In this project, multiscale methods and homogenization techniques for the numerical simulation of three dimensional fracture processes are developed. These methods are important in aerospace and automotive industries and many other fields of mechanical and civil engineering as well as in bio-mechanics and material science.

Specifically, the interaction of macro- and micro cracks in brittle materials is considered. To this end, a multiscale method based on the inherent separation of scales is developed in terms of the three-dimensional eXtended Finite Element Methof (XFEM). In order to achieve highly accurate results in the vicinity of the crack fronts, which is essential for the development of a reliable crack propagation criterion, special measures are taken to improve the standard XFEM. Also, the standard XFEM does not prevent crack face penetration. A remedy to this problem is to incorporate a contact formulation into the XFEM.

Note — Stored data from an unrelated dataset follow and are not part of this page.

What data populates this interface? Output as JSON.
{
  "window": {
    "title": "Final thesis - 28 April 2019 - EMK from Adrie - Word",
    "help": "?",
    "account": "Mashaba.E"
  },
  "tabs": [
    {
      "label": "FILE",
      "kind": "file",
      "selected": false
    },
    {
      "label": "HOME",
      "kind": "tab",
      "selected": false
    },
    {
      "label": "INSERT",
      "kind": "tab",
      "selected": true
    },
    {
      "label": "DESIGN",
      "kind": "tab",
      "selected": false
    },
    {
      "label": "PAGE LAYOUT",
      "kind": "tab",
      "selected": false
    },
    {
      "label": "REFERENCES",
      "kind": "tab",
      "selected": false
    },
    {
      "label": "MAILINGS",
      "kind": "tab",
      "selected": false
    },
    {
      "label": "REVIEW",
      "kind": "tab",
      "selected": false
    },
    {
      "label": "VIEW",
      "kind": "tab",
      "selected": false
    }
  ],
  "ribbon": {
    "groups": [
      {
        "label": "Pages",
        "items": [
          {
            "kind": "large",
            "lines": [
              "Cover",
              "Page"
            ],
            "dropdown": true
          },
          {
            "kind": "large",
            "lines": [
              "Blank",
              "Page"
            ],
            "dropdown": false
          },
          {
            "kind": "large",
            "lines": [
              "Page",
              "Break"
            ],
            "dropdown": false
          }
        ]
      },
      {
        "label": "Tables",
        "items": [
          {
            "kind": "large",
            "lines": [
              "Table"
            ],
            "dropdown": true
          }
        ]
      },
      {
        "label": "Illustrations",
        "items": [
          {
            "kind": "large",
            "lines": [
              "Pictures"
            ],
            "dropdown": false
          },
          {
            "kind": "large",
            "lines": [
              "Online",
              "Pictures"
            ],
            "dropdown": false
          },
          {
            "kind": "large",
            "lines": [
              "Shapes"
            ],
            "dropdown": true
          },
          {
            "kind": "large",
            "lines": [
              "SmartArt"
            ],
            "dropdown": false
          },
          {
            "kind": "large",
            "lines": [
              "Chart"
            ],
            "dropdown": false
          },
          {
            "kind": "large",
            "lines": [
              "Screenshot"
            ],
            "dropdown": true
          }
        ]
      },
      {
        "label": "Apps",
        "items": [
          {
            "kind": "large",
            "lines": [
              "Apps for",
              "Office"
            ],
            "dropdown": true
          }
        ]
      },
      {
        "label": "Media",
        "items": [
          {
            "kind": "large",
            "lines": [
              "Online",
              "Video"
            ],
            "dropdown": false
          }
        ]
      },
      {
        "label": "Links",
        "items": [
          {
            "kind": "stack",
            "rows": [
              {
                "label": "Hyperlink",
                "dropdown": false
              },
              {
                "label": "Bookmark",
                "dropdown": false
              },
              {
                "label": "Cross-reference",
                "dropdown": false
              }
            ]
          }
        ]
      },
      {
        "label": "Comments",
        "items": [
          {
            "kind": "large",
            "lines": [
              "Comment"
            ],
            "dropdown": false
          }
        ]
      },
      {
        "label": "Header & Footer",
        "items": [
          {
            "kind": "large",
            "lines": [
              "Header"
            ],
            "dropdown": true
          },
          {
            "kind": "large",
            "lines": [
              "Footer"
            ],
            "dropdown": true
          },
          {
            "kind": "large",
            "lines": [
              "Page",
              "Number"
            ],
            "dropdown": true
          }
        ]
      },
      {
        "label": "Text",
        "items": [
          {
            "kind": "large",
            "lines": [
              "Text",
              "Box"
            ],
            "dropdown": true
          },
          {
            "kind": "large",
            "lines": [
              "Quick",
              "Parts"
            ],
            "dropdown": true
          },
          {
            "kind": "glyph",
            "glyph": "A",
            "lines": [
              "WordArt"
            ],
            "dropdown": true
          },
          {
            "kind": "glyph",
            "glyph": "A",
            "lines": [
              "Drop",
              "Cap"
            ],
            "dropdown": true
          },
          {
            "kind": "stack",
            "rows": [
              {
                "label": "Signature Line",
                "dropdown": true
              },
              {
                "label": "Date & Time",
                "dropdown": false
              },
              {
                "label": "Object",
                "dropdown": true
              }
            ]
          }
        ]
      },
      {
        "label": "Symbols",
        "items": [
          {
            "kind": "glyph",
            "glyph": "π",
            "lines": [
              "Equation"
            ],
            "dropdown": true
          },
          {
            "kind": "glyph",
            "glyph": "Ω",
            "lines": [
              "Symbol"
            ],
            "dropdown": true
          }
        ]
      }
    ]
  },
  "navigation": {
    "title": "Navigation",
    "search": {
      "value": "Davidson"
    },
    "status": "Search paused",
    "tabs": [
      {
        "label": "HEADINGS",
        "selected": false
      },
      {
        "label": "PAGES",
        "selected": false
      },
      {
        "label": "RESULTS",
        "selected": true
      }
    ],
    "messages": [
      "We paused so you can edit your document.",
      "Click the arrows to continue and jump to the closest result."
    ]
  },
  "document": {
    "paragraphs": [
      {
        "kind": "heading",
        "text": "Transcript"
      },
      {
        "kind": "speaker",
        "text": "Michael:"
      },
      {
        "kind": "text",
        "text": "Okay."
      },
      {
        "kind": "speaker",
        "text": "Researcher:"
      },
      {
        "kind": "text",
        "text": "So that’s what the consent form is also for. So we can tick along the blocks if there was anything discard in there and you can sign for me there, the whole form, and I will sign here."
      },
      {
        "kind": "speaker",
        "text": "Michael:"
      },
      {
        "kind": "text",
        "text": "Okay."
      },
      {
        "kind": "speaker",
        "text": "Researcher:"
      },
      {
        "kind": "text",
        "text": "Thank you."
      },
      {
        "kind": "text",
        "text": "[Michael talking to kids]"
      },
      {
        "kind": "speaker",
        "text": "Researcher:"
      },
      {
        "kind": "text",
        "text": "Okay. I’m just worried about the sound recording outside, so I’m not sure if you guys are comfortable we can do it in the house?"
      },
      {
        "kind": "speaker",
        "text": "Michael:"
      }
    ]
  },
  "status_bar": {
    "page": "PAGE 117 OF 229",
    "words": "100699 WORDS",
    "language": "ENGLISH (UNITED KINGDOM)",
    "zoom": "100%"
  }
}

Another field of research is to adequately model complex inhomogeneous structures like silicone filled aluminum foams. Again, the XFEM is a suitable tool for this class of applications. In order to model the materials, a metal plasticity, as well as a Neo-Hooke material model, are incorporated into the XFEM for material interfaces.

As within the XFEM, cracks and interfaces are generally modeled with the help of level set functions, a large variety of mesh generators, which are capable to generate appropriate level set fields, are developed.